So I checked filter sizes (as a proportion of block size) for each of the sub-filters. The graph is attached.

As interpretation, the first ~120,000 blocks are so small that the Golomb-Rice coding can't compress the filters that well, which is why the filter sizes are so high proportional to the block size. Except for the input filter, because the coinbase input is skipped, so many of them have 0 elements. But after block 120,000 or so, the filter compression converges pretty quickly to near the optimal value. The encouraging thing here is that if you look at the ratio of the combined size of the separated filters vs the size of a filter containing all of them (currently known as the basic filter), they are pretty much the same size. The mean of the ratio between them after block 150,000 is 99.4%. So basically, not much compression efficiently is lost by separating the basic filter into sub-filters.

On Tue, May 22, 2018 at 5:42 PM, Jim Posen <jim.posen@gmail.com> wrote:
My suggestion was to advertise a bitfield for each filter type the node serves,
where the bitfield indicates what elements are part of the filters. This essentially
removes the notion of decided filter types and instead leaves the decision to 
full-nodes.

I think it makes more sense to construct entirely separate filters for the different types of elements and allow clients to download only the ones they care about.

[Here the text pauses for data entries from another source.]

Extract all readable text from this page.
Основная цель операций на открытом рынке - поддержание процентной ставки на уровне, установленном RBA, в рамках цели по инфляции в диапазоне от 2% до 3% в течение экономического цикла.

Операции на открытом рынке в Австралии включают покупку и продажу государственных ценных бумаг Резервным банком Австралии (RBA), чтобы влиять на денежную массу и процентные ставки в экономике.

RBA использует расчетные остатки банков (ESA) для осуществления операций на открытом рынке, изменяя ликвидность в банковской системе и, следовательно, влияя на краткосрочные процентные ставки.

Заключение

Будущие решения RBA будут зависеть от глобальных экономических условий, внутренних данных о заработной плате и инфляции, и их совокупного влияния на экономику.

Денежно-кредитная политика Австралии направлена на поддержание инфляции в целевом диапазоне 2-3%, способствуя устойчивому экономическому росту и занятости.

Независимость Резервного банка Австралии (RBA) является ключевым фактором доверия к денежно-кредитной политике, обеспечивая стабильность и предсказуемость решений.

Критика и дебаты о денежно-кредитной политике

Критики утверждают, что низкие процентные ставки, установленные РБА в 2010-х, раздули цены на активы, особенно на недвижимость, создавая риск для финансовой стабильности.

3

If there are enough elements per filter, the compression ratio shouldn't be much worse by splitting them up. This prevents the exponential blowup in the number of filters that you mention, Johan, and it works nicely with service bits for advertising different filter types independently.

So if we created three separate filter types, one for output scripts, one for input outpoints, and one for TXIDs, each signaled with a separate service bit, are people good with that? Or do you think there shouldn't be a TXID filter at all, Matt? I didn't include the option of a prev output script filter or rolling that into the block output script filter because it changes the security model (cannot be proven to be correct/incorrect succinctly).

Then there's the question of whether to separate or combine the headers. I'd lean towards keeping them separate because it's simpler that way.